To Play Ball In China, Mulberry Needs To Up Its Game

Strategies That Brands Relied On In Past In China Won’t Cut It In Future

Mulberry's one and only mainland China location in Beijing

Much like larger British peer Burberry, whose recent slowdown sent shivers down the spine of the luxury sector, a profit warning posted this week by leather goods maker Mulberry has created a similar sensational buzz. Mulberry shares slid as much as 29 percent to 940 pence, the brand’s steepest decline since 1998. While Mulberry blames a four percent decline in wholesale shipments and lower-than-expected international sales, especially in China, for its recent woes, this purveyor — which has taken great pains in recent years to position itself in the luxury segment — may have to look inwards for the real reason for its recent misfortunes. This is particularly true in regards to its scapegoating of the Asia market in general and China market in particular.

Aside from its single Beijing location at China World Mall and a capitalization on the popularity of its “Alexa” bag among China’s younger bag-buying set, Mulberry, quite frankly, has shown little ambition in terms of brand promotion in China.

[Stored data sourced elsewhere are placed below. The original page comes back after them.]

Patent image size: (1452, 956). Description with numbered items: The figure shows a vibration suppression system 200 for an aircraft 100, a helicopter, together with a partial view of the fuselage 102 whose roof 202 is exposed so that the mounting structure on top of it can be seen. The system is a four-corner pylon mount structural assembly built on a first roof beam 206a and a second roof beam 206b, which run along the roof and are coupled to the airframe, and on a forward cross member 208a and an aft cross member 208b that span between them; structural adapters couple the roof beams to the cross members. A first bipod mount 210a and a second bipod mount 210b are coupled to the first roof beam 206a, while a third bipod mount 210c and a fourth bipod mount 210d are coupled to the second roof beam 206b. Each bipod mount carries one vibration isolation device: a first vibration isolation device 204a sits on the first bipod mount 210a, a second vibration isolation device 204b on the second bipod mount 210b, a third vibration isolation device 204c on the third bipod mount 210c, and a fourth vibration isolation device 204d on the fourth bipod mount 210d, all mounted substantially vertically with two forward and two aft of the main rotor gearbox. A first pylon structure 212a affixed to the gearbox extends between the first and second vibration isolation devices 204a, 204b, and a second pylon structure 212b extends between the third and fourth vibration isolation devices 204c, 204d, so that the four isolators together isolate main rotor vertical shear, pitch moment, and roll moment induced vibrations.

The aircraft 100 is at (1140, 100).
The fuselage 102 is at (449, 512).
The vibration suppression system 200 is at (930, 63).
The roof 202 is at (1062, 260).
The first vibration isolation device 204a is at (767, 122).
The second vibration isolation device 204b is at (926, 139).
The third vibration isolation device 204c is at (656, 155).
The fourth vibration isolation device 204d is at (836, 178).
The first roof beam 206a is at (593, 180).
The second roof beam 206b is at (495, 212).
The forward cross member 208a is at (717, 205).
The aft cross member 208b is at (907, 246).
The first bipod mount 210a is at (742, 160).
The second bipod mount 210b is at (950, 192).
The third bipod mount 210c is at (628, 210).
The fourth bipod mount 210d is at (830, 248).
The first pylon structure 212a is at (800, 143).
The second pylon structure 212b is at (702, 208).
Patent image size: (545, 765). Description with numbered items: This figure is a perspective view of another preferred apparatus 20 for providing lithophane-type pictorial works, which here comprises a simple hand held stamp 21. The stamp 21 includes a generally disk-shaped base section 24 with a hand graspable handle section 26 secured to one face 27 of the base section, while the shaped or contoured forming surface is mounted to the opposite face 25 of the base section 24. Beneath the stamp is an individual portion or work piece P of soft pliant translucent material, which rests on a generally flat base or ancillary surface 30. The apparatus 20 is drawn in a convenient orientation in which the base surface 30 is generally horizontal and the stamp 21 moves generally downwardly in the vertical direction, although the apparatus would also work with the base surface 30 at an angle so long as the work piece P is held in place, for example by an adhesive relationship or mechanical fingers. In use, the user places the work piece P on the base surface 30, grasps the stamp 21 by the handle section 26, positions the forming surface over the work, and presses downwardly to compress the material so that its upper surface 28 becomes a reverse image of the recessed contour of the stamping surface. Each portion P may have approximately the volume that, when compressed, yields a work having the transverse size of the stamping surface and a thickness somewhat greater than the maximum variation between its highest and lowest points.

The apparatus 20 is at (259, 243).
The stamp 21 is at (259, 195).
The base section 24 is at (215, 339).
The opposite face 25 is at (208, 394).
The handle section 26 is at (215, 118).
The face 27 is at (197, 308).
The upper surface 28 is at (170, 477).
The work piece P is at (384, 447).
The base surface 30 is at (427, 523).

Once a “slam dunk” for luxury brands, China is no longer the kind of place where major international brands should expect their goods to sell themselves. With high-end consumers seeking absolute value rather than the over-exposed, the Chinese market is becoming more challenging as the Chinese shopper grows more sophisticated. While a whole new generation of less brand-savvy aspirational shopper may wait in the wings in inland Chinese cities for their incomes to catch up to their product lust, plenty of shoppers in cities like Beijing and Shanghai are as up-to-date and seasoned as their peers in New York or Milan.

Mulberry saw initial success in China due to its popular Alexa bag

What this boils down to is that Mulberry’s lackluster results do not ultimately reveal a lack of interest or spending power on the part of the Chinese luxury consumer. If anything, they indicate what has become blindingly obvious in recent months: only the brands who continue to be proactive in improving local in-store experience, customer service, and product offerings, while engaging potential customers online via local social media platforms and media, will be able to survive in this changing environment. The strategies that brands relied on to win in the past simply aren’t going to cut it moving forward. As the FT’s Material World blog noted today:

Mulberry and Burberry’s drop in sales, particularly in Asia, and what it reveals about the changing habits of the consumer, does not signal the end of luxury. It signals, rather, the end of the idea that consumers are suckers who will accept that anything is “luxury” that says it is so, and the rationalisation of the market.

Brands will time and time again blame an over-generalized economic slowdown for a dip in China sales. However, recent news such as Coach’s double-digit overseas growth and strong China sales seen by brands like Hermès, Lanvin and Valentino, certainly undermine this particular blame game. While an economic lull may give pause to China’s younger, middle-class, aspirational buyers — who typically save up for months for a small high-end accessory — the country’s wealthy consumer will remain a fervent luxury shopper, but only if given a good reason — impressive customer service, tailored perks, or worthy promotions.